Serving the community


By Dedra Cordle
Staff Writer

Messenger photo by Dedra Cordle
In late February, the village of Urbancrest held its 10th annual Black History Celebration where five individuals were honored for their service to the community. Two of the five individuals honored were Abdi Issa, a former council member and current member of the village’s planning commission, and Joseph Barnes Sr., a former council member and its current mayor. Those also honored, but unable to attend, were Congresswoman Joyce Beatty, Franklin County Commissioner Kevin Boyce and developer Robert Dolan.

The village of Urbancrest’s 10th annual Black History Celebration was held on Feb. 23. Five individuals were recognized during the ceremony for their contributions toward the development of the community.

“They were willing to take that first step,” said the village’s mayor, Joseph Barnes Sr., as the ceremony began.

Those honored include former village council members, a current county commissioner, a congresswoman and a developer.

Receiving distinguished honors were Congresswoman Joyce Beatty and Franklin County Commissioner Kevin L. Boyce.

Beatty, the current U.S. Representative for Ohio’s 3rd Congressional District, has been active in the political realm for nearly two decades.

In addition to her long-standing encouragement for women and minorities to create economic opportunities, Beatty was recognized at the ceremony for becoming the first African-American woman to be elected to serve the 3rd Congressional District and for the time she served as the first woman named as the Democratic House Leader.

Boyce, a former House of Representatives member for the 25th district, currently sits on the Franklin County Board of Commissioners. Like Beatty, Boyce has also served in the political realm for nearly two decades and in that time, Barnes said both have made an indelible impact on the people and the communities they serve.

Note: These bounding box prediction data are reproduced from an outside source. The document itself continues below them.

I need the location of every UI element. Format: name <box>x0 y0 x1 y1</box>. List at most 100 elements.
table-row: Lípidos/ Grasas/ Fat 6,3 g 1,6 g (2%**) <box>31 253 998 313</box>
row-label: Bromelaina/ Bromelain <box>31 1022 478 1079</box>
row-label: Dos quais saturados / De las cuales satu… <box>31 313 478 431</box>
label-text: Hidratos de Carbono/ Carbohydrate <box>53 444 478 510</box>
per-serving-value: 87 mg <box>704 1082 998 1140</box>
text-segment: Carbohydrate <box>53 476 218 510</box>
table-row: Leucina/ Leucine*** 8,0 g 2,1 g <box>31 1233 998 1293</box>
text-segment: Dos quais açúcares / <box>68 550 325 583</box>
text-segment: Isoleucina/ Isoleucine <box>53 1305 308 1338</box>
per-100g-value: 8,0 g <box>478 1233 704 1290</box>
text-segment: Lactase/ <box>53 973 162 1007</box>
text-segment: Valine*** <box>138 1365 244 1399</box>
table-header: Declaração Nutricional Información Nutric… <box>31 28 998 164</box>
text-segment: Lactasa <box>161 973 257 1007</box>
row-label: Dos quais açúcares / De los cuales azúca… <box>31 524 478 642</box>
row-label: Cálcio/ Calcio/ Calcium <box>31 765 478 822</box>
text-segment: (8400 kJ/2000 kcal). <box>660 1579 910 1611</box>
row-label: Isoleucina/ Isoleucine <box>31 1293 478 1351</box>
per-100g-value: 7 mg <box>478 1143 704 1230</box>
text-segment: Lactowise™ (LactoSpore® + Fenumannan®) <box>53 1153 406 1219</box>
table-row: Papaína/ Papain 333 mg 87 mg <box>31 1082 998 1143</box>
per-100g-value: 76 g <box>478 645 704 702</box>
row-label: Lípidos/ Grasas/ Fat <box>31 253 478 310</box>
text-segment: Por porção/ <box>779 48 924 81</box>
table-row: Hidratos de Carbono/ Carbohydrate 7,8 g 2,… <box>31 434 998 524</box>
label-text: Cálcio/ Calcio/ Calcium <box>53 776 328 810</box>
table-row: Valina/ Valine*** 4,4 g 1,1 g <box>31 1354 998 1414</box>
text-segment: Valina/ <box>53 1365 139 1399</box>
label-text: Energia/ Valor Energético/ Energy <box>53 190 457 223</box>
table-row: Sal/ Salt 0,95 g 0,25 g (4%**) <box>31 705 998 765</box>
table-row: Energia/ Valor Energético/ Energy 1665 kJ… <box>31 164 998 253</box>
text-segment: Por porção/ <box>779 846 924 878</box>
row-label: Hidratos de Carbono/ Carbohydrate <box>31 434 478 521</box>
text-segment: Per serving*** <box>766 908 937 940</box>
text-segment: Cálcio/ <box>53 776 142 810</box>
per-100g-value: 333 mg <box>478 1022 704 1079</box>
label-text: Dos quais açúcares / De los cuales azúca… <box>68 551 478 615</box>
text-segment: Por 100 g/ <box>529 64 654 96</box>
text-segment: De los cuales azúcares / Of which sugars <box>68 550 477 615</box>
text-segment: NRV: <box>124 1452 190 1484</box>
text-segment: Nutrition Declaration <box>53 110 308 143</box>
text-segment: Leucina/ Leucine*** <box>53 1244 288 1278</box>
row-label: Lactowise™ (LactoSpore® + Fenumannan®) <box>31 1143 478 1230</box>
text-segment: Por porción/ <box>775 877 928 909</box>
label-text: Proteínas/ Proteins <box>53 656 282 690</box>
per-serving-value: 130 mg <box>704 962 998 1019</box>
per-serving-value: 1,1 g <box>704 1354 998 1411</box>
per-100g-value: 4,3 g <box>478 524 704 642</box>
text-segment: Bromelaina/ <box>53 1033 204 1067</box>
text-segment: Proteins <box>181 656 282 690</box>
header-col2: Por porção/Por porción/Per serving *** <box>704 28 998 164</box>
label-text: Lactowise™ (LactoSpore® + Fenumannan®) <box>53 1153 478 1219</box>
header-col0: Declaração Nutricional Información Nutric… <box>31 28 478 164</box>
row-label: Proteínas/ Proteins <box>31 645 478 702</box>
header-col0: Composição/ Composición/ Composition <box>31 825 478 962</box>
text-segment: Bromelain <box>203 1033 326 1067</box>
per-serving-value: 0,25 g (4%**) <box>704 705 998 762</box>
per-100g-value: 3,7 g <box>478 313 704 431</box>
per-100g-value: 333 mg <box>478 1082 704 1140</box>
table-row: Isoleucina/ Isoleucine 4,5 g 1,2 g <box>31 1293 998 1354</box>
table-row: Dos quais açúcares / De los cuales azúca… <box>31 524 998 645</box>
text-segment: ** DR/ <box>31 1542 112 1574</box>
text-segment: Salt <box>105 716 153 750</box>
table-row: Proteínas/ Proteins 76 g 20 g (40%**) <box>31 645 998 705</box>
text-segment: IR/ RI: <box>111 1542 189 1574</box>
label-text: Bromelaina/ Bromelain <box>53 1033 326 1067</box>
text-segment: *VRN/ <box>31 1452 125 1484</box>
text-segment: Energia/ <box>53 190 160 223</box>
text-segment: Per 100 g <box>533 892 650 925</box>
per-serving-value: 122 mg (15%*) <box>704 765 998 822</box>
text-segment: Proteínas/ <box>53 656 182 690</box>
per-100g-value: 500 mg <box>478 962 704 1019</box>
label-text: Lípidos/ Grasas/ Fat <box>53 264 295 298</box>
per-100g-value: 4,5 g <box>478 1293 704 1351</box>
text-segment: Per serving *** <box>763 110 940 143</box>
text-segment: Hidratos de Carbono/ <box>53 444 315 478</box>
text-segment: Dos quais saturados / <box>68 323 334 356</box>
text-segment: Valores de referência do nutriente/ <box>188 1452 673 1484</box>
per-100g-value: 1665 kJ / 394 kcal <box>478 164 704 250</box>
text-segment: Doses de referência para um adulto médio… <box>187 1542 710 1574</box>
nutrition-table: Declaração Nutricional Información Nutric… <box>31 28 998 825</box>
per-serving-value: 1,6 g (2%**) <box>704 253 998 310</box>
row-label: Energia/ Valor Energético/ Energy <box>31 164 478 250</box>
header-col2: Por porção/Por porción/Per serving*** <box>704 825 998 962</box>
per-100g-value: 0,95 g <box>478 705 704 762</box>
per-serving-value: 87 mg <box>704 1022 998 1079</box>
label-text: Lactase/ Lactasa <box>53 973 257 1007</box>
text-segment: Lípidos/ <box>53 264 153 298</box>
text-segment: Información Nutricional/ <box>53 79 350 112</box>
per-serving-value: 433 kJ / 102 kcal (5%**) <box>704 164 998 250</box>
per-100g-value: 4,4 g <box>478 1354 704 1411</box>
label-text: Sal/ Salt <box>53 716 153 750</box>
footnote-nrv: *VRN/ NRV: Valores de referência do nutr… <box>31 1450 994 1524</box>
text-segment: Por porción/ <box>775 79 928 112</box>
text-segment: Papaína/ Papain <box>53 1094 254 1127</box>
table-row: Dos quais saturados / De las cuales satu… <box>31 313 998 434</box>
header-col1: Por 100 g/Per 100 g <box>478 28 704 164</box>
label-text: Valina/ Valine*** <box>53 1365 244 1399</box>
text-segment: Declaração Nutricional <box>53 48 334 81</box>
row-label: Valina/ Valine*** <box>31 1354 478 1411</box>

“They are examples of the progression and growth of a people and a community,” he said.

Barnes said in a time of political turmoil, Beatty and Boyce can be relied upon to be steady leaders for the community.

“They are doing some great things (in their respective positions) and by doing so are helping all of us to move forward,” he said.

Scheduling conflicts kept Beatty and Boyce from attending the ceremony, but Boyce said in a written statement that it was a “tremendous honor to be recognized for my service to the public.” He also said he was “proud to serve the residents of Urbancrest and all of Franklin County as commissioner.”

Those presented with the Ellen Walker-Craig Jones Award for their commitment to community service were Joseph Barnes, Abdi Issa and Robert Dolan.

As a developer, Dolin was recognized for his instrumental work in the annexation of Interstate 270 within the village of Urbancrest’s boundaries.

Barnes said without Dolin’s vision, as well as the approval of the village council and then mayor Ellouise Trout, the community might not be enjoying some of the growth and business opportunities they have today.

Issa, a former village councilman and current member of the planning commission and board of public affairs, was recognized for his dedication to the village as well as his passion to create bonds between the Somali community and the community at large.

Having resided in the village since 2004, Issa took an active interest in politics and never wavered in his quest to make a difference despite setbacks.

“I ran in 2005 and lost, I ran in 2007 and lost again, but when I ran in 2009, I got it,” he said with a laugh.

Issa said he was proud to have served the community and takes pride in continuing to serve in any capacity for the betterment of the village.

Village secretary Elberta Barnes surprised Mayor Joseph Barnes with the Ellen Walker-Craig Jones Community Service Award.

She said he was deserving of recognition for his vision and continued dedication to the community. She jokingly referred to him as a “gnat” for said dedication.

“He is always determined to get what is needed for Urbancrest,” she said.

Growing up in Washington D.C., Barnes moved to the village in the early 1980s and became a community activist for young adults and senior citizens.

In the mid 80s, Barnes ran for council and served two terms before joining the board of public affairs. Another council term followed and, in 2008, he was elected to the position of mayor.

Joseph Barnes said he is humbled by the recognition and added that he takes no “glory” onto himself.

“This village is God’s village,” he said. “I’m just a steward for this season for this appointed time.”

He added that with God’s blessing, the village will continue to thrive and prosper.